An aggregation query against table with LO_ORDERPRIORITY as String:
SELECT DISTINCT LO_ORDERPRIORITY FROM lineorder ┌─LO_ORDERPRIORITY─┐ │ 4-NOT SPECIFIED │ │ 1-URGENT │ │ 2-HIGH │ │ 3-MEDIUM │ │ 5-LOW │ └──────────────────┘ 5 rows in set. Elapsed: 1.200 sec. Processed 600.04 million rows, 10.44 GB (500.22 million rows/s., 8.70 GB/s.)
Versus an aggregation query against table with LO_ORDERPRIORITY as LowCardinality(String):
SELECT DISTINCT LO_ORDERPRIORITY FROM lineorder_dict ┌─LO_ORDERPRIORITY─┐ │ 4-NOT SPECIFIED │ │ 1-URGENT │ │ 2-HIGH │ │ 3-MEDIUM │ │ 5-LOW │ └──────────────────┘ 5 rows in set. Elapsed: 2.334 sec. Processed 600.04 million rows, 600.95 MB (257.05 million rows/s., 257.45 MB/s.)

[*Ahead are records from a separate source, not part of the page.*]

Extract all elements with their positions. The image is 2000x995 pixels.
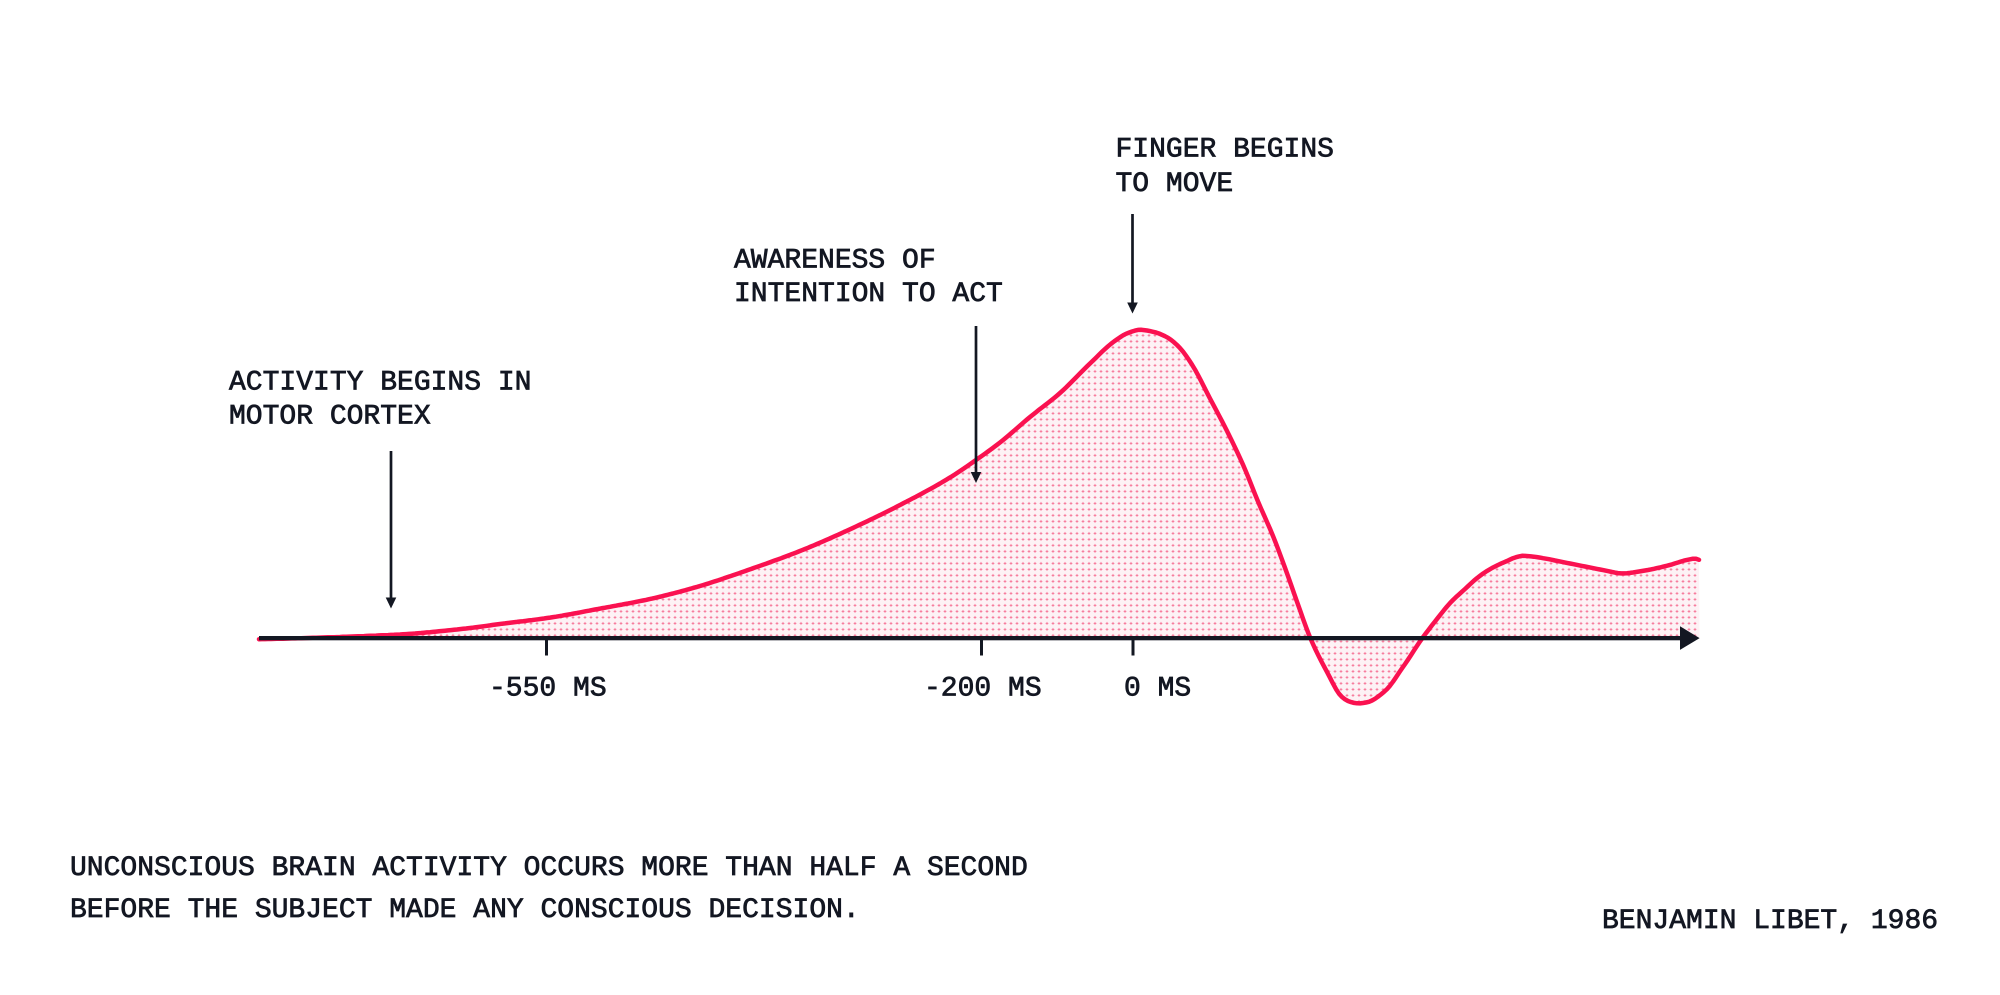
svg-text:UNCONSCIOUS BRAIN ACTIVITY OCC: UNCONSCIOUS BRAIN ACTIVITY OCCURS MORE T… xyxy=(70,853,1028,884)
svg-text:ACTIVITY BEGINS IN: ACTIVITY BEGINS IN xyxy=(229,367,531,398)
svg-text:TO MOVE: TO MOVE xyxy=(1116,169,1234,200)
svg-text:-200 MS: -200 MS xyxy=(924,674,1042,705)
svg-text:BENJAMIN LIBET, 1986: BENJAMIN LIBET, 1986 xyxy=(1602,906,1938,937)
svg-text:BEFORE THE SUBJECT MADE ANY CO: BEFORE THE SUBJECT MADE ANY CONSCIOUS DE… xyxy=(70,895,860,926)
svg-text:AWARENESS OF: AWARENESS OF xyxy=(734,245,936,276)
svg-text:-550 MS: -550 MS xyxy=(489,674,607,705)
svg-text:INTENTION TO ACT: INTENTION TO ACT xyxy=(734,279,1003,310)
svg-text:FINGER BEGINS: FINGER BEGINS xyxy=(1116,134,1334,165)
svg-text:0 MS: 0 MS xyxy=(1124,674,1191,705)
svg-text:MOTOR CORTEX: MOTOR CORTEX xyxy=(229,402,431,433)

This is 1.200 sec vs 2.334 sec (for the LowCardinality case)
6. And the last feature I want to mention is the better support of Tableau Software: this required ODBC drivers. It may not seem significant, but Tableau is the number one software for data analysts, and by supporting this, ClickHouse will reach a much wider audience.
Summing up: ClickHouse definitely became much more user friendly since a year ago!